Gesù opera una reinterpretazione della legge mosaica (Torah), rispetto alla quale si pone con inusitata autorevolezza, a partire dal precetto fondamentale dell'amore, al quale ogni prescrizione risulta subordinata. È per questo che alcuni studiosi riassumono il suo atteggiamento verso la legge come un approfondimento di quei precetti che noi chiamiamo morali e come una messa in ombra di altri, per esempio l'osservanza del sabato o le prescrizioni di purità rituale, fondamentali in molte correnti del giudaismo.
Gesù, insomma, appartiene alla storia ebraica ma nello stesso tempo è ragione sufficiente per spiegare lo sviluppo da questa di un'altra storia, quella cristiana.
Gesù aveva predicato l'imminente avvento del regno di Dio; i primi seguaci predicarono l'imminente avvento di Gesù risorto nella gloria.
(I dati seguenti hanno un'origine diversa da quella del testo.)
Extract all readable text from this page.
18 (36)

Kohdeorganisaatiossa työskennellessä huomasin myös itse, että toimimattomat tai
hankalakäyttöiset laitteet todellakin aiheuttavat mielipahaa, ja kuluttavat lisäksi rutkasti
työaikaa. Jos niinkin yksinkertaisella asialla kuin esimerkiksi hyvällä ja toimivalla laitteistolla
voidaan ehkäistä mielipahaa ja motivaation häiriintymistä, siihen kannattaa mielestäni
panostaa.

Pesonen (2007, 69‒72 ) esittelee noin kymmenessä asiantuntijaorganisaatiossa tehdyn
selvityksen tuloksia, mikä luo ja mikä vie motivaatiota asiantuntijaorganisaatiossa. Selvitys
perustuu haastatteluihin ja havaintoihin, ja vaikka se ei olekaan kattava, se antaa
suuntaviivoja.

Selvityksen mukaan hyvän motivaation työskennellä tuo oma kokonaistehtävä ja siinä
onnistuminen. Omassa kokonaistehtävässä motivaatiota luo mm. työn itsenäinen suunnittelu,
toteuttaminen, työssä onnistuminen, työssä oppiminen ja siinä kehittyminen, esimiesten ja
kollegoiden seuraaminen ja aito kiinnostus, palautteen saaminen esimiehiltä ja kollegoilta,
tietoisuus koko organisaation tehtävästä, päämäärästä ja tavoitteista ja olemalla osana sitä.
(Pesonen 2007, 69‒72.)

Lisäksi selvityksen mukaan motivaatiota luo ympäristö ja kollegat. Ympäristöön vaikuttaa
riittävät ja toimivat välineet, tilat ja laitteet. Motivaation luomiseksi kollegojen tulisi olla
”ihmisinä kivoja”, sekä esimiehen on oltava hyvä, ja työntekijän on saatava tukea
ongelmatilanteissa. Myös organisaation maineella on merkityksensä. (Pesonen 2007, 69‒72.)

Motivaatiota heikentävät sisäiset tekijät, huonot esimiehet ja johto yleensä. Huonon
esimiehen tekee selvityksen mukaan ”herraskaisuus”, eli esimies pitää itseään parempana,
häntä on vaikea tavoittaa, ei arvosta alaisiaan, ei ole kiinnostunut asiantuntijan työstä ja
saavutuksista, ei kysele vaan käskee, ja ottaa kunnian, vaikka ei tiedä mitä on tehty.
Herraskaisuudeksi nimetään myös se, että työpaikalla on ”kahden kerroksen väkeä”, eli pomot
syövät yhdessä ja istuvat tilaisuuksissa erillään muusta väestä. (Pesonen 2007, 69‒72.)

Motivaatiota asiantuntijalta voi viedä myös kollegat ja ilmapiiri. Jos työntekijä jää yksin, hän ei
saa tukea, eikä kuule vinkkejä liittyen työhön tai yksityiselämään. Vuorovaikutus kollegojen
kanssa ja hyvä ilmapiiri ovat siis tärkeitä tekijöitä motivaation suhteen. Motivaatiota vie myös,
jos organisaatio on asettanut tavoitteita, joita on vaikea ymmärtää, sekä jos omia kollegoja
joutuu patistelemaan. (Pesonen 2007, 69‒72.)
Questa differenza è fondamentale, anche se la fede in Gesù quale messia non si atteggiò allo stesso modo in tutte le correnti del cristianesimo primitivo.
Alcuni tendevano a considerarlo un uomo, scelto da Dio per una straordinaria missione: altri ‒ a cominciare da Paolo nelle sue Lettere e da Giovanni nel suo Vangelo ‒ videro in Gesù una componente divina. Si pensò cioè a Gesù Cristo innanzitutto come a un essere divino disceso sulla terra e fattosi uomo.
La fede in Gesù quale Dio si diffuse senza troppe difficoltà fra i credenti di estrazione pagana, i quali non avevano il dogma, centrale per il giudaismo, dell'unicità di Dio e quindi non sentivano il problema di conciliare la divinità di Gesù con l'unico Dio. Tuttavia l'eredità giudaica, permanente nel cristianesimo, fece sì che si dibattesse a lungo tale questione (eresie) per arrivare infine alla concezione trinitaria di Dio: Padre, Figlio e Spirito Santo.
Ancora più a lungo si discusse in merito alle modalità dell'unione, nella persona di Cristo, di umanità e divinità, cioè di come si potesse concepire un individuo insieme uomo e Dio. Accanto alle definizioni dogmatiche su Trinità e cristologia, formulate nei grandi concili dell'antichità, il cristianesimo vive ‒ conoscendo così i fenomeni più intensi di rinnovamento al suo interno ‒ dell'aspirazione a un rapporto diretto fra Cristo e la sua Chiesa e fra l'esistenza del singolo fedele e Cristo.